Поэзия Инны Лиснянской, которая так же в конце восьмидесятых вернулась к широкому читателю после более чем десятилетнего запрета, оказалась востребованной и в последующее тяжелое и катастрофическое для многих талантов десятилетие безвременья. Правда, как и у большинства уже сложившихся поэтов, особых перемен в ее творчестве не наблюдалось, но это при достигнутой высоте и не было обязательно. Уже само по себе удивительно было, что этот суховатый, негромкий, но твердый до резкости, бескомпромиссный в нравственном и эстетическом выборе и классически ясный голос нет-нет да и слышался со страниц ставших малотиражными толстых журналов или тоненьких книжек народившихся частных издательств и, признаться, обнадеживал. И в том, что у поэзии помимо развлекательной и саморекламной функций есть еще и высокое предназначение. И в том, что верна пушкинская формула: покуда жив хоть один “пиит”, носитель вертикального видения мира, какие бы значительные силы ни пытались убедить общество в онтологической постмодернизменности мироздания, она, эта вертикаль, все-таки существует.

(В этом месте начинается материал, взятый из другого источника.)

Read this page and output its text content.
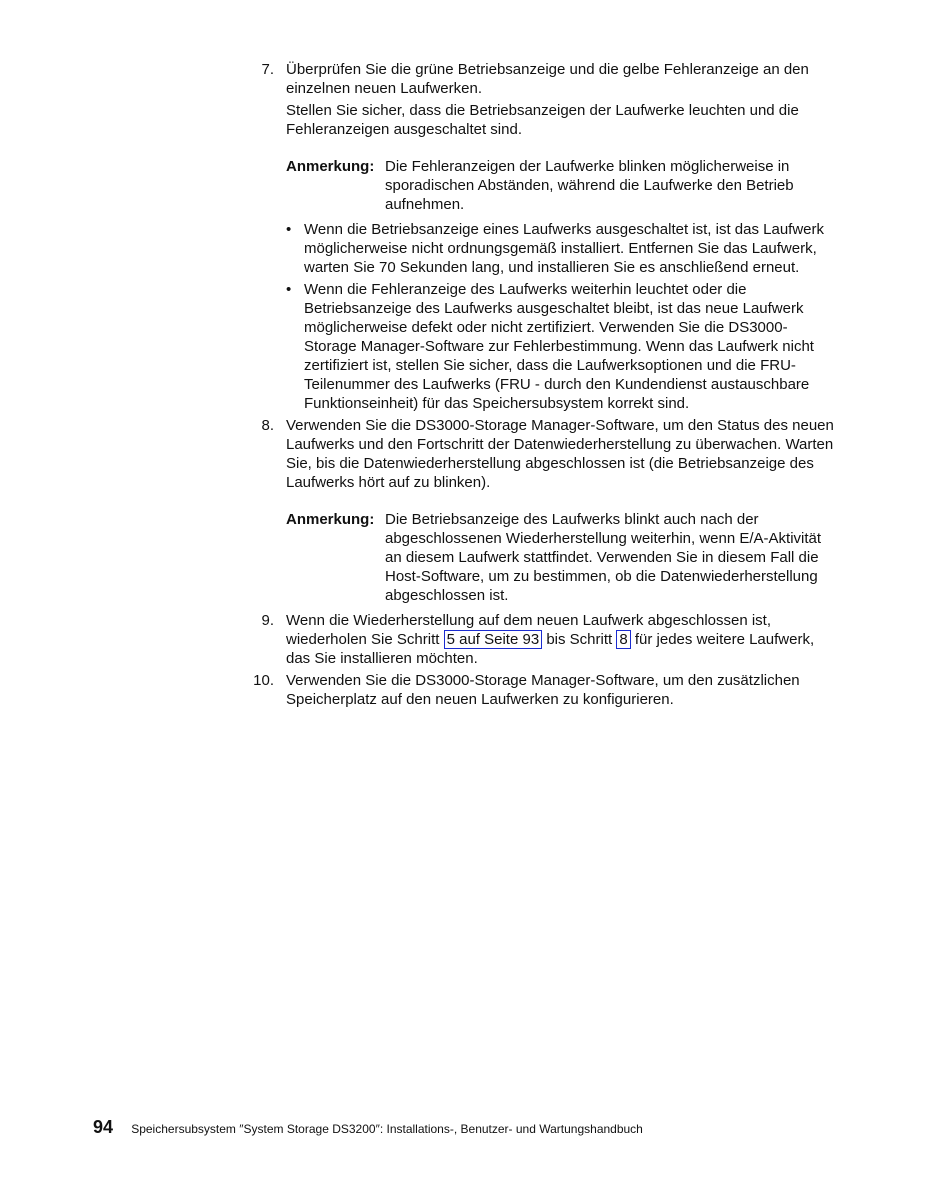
7. Überprüfen Sie die grüne Betriebsanzeige und die gelbe Fehleranzeige an den einzelnen neuen Laufwerken.

Stellen Sie sicher, dass die Betriebsanzeigen der Laufwerke leuchten und die Fehleranzeigen ausgeschaltet sind.

Anmerkung: Die Fehleranzeigen der Laufwerke blinken möglicherweise in sporadischen Abständen, während die Laufwerke den Betrieb aufnehmen.
• Wenn die Betriebsanzeige eines Laufwerks ausgeschaltet ist, ist das Laufwerk möglicherweise nicht ordnungsgemäß installiert. Entfernen Sie das Laufwerk, warten Sie 70 Sekunden lang, und installieren Sie es anschließend erneut.
• Wenn die Fehleranzeige des Laufwerks weiterhin leuchtet oder die Betriebsanzeige des Laufwerks ausgeschaltet bleibt, ist das neue Laufwerk möglicherweise defekt oder nicht zertifiziert. Verwenden Sie die DS3000-Storage Manager-Software zur Fehlerbestimmung. Wenn das Laufwerk nicht zertifiziert ist, stellen Sie sicher, dass die Laufwerksoptionen und die FRU-Teilenummer des Laufwerks (FRU - durch den Kundendienst austauschbare Funktionseinheit) für das Speichersubsystem korrekt sind.
8. Verwenden Sie die DS3000-Storage Manager-Software, um den Status des neuen Laufwerks und den Fortschritt der Datenwiederherstellung zu überwachen. Warten Sie, bis die Datenwiederherstellung abgeschlossen ist (die Betriebsanzeige des Laufwerks hört auf zu blinken).

Anmerkung: Die Betriebsanzeige des Laufwerks blinkt auch nach der abgeschlossenen Wiederherstellung weiterhin, wenn E/A-Aktivität an diesem Laufwerk stattfindet. Verwenden Sie in diesem Fall die Host-Software, um zu bestimmen, ob die Datenwiederherstellung abgeschlossen ist.
9. Wenn die Wiederherstellung auf dem neuen Laufwerk abgeschlossen ist, wiederholen Sie Schritt 5 auf Seite 93 bis Schritt 8 für jedes weitere Laufwerk, das Sie installieren möchten.

10. Verwenden Sie die DS3000-Storage Manager-Software, um den zusätzlichen Speicherplatz auf den neuen Laufwerken zu konfigurieren.

94 Speichersubsystem ″System Storage DS3200″: Installations-, Benutzer- und Wartungshandbuch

Неизменным все эти годы оставался и образ ее лирической героини, сформировавшийся еще в советское время, пожалуй, где-то в середине-конце шестидесятых. Это был, так сказать, как тогда любили писать в аннотациях, образ “нашей современницы”, но не тот, что навязывался, а современницы, с эпохой не согласованной и не согласной ни в главном, ни в мелочах. И речь не столько о политическом диссидентстве или о столь не характерном для того времени религиозном чувстве, хотя именно оно — в основе мировидения поэтессы, но о естественном, нормальном достоинстве человека и поэта не участвовать во лжи и о совершенно исключительном чувстве личной ответственности и вины за все происходящее — “покаянной совести”. То время сказалось и на ее стилистике — поэзия Лиснянской словно бы вобрала интонации негромкого, но прямого, очень личного и страстного разговора-спора со “своими” на интеллигентской кухне застойных времен, для ее речи стало характерным соединение разговорных прозаизмов и высокого стиля, где порой будничное и бытовое так сплеталось с высоким и вечным, что, перечитывая сейчас, например, сборник “Из первых уст” 1966 года, просто диву даешься, как могли тогда пройти в печать такие поразительные (духовидческие, что ли) стихи: “И вот когда крадутся сроки / Телесного небытия, / Встают убитые пророки / И говорят мне, ЧТО есть я”. И вот какая удивительная штука с этими литературными терминами: казалось бы, каких эффектных поэтических “наших современников” ни родила хрущевская оттепель, а вот и тогда, и через десятилетия оказалась востребованной скромная, прямая, постоянно за что-то извиняющаяся “собеседница”. И это не говоря уже о таких вершинных и, разумеется, на тот момент непечатных произведениях Лиснянской, как поэмы в сонетах “Круг” (1974), где в рассказе о пребывании в психушке этот такой естественный и непринужденный голос рассказчицы-“собеседницы” достигает трагического напряжения, и “В госпитале лицевого ранения” (1984) с его скорбным накалом.
Однако не только на фоне затянувшейся поколенческой и исторической паузы, но и по отношению к ее собственному творчеству последние стихи Инны Лиснянской стали полной неожиданностью и сенсацией. Читая прошлогоднюю новомирскую подборку Лиснянской, вслушиваясь в знакомые приглушенно-резкие интонации лирической исповеди “собеседницы” (ну хотя бы с самого начала: “Все, что мной пережито, — рассказано. / Слезы — это не бисер метать. / И, людскою насмешкой наказана, / Я в глухую ушла благодать...”), вдруг через несколько стихотворений обнаружил, что передо мной будто бы другая поэтесса: напряженный монолог словно примолк, то есть не затих совсем, но из открытого окна в комнату, где только что звучало: “И может быть, когда меня не станет, моя могила от меня устанет”, ворвались иные звуки и голоса и перекрыли все:
Свистульки, трещотки, звонки, гребешки, кастаньеты —
Какое в лесу вавилонское разноязычье!